At all three services I never made any personal declaration of faith, other speakers would do that, I just talked about their lives and what wonderful people they all really were. Interestingly no one has ever broached the subject of my lack of funeral testimony bearing to me, one person I told just assumed that I had and I was surprised when he realized that I hadn’t. I think funeral goers will often take what they need from a service, I see no reason to force feed dogma, mine or anyone elses.
Between the lip smacking, giggling and silly adolescent remarks, it was not listenable. Too bad, as it is an interesting topic and one of the men who commented on his mother’s funeral had pertinent comments and insights. You can do better! That’s why I keep listening so far.
The store about the farmer disturbing the little indian girls grave and she resurrected real story. I am a descendent of that farmer. My mom has a copy of his journal. Maybe that is where my sisters DID stems from. LOL
In response to Randy’ s question of whether denying the finality of death is healthy, I say, well, not so much healthy as inevitable.

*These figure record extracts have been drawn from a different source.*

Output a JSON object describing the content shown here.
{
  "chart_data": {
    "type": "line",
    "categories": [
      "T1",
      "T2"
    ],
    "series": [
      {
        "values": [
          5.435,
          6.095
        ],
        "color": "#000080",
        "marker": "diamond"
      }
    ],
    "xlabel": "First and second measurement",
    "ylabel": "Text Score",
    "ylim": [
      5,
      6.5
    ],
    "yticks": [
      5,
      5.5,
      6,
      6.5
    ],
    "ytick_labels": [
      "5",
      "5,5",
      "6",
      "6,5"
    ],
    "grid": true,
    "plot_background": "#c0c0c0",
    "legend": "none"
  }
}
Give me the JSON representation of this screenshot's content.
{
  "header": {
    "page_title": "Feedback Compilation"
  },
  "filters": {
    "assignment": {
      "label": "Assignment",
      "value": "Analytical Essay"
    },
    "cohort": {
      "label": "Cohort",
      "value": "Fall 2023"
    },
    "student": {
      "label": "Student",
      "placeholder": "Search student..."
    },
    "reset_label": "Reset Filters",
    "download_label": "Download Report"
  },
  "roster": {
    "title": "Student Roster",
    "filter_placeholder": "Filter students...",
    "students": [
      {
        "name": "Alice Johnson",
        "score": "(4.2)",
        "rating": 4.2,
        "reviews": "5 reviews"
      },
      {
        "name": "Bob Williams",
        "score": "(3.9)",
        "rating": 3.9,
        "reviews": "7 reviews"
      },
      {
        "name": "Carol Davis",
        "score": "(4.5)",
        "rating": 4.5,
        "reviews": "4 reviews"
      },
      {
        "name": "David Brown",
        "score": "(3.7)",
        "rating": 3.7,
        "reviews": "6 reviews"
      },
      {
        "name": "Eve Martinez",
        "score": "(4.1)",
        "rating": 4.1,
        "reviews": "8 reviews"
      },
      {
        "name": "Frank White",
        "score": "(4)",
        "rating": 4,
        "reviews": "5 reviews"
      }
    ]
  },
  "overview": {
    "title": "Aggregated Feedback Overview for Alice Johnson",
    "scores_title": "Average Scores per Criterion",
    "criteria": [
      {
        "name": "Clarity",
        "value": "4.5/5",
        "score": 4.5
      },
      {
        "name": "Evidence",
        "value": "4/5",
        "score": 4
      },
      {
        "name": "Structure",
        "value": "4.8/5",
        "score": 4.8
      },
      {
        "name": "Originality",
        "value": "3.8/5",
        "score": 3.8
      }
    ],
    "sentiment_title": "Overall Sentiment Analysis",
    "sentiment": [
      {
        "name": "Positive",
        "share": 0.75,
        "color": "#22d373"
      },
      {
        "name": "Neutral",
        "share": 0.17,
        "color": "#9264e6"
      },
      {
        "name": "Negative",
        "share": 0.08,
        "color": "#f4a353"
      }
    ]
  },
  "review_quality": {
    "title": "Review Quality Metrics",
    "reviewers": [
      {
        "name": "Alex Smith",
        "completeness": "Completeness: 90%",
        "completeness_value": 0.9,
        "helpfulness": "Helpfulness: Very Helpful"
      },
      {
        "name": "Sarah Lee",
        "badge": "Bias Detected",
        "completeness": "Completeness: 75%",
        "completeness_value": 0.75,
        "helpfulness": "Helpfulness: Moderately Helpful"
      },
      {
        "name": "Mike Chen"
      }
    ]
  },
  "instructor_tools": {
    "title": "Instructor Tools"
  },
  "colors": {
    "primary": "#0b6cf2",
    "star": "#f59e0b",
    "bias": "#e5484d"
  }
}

We humans with our ridiculously huge craniums, our hopelessly dependent infants that can’t even walk for a full revolution of the earth round the sun, and our pathetic teeth and claws would be the laughing stock of the animal kingdom if we hadn’t evolved the strongest social ties and richest emotional lives on the planet. A “lone wolf” human in the time before guns was really a wolfmeat human. We need each other to survive so we evolved to protect each other.
Our brains get suffused with hormones that produce romantic love so strong we would die for our mates and attachment to our offspring that exceeds anything in the animal kingdom. All that love that is part of our human experience makes the inevitable separation of death untenable to our minds and unbearable to our hearts. The idea of any kind of afterlife, but especially one in which we see loved ones again, probably evolved as a psychological defense against the devastation of being separated irrevocably from our loved ones. I don’t have the data to say whether belief in life after death is actually psychologically more healthy, but the simple fact that 95% of the human race employs this defense is strongly suggestive of its utility.
To experience or empathize with the full depth of love we humans are capable of toward someone and then to be parted from them by death without any hope of reunion is a horrifying ordeal which no amount of funeral potatoes can alleviate.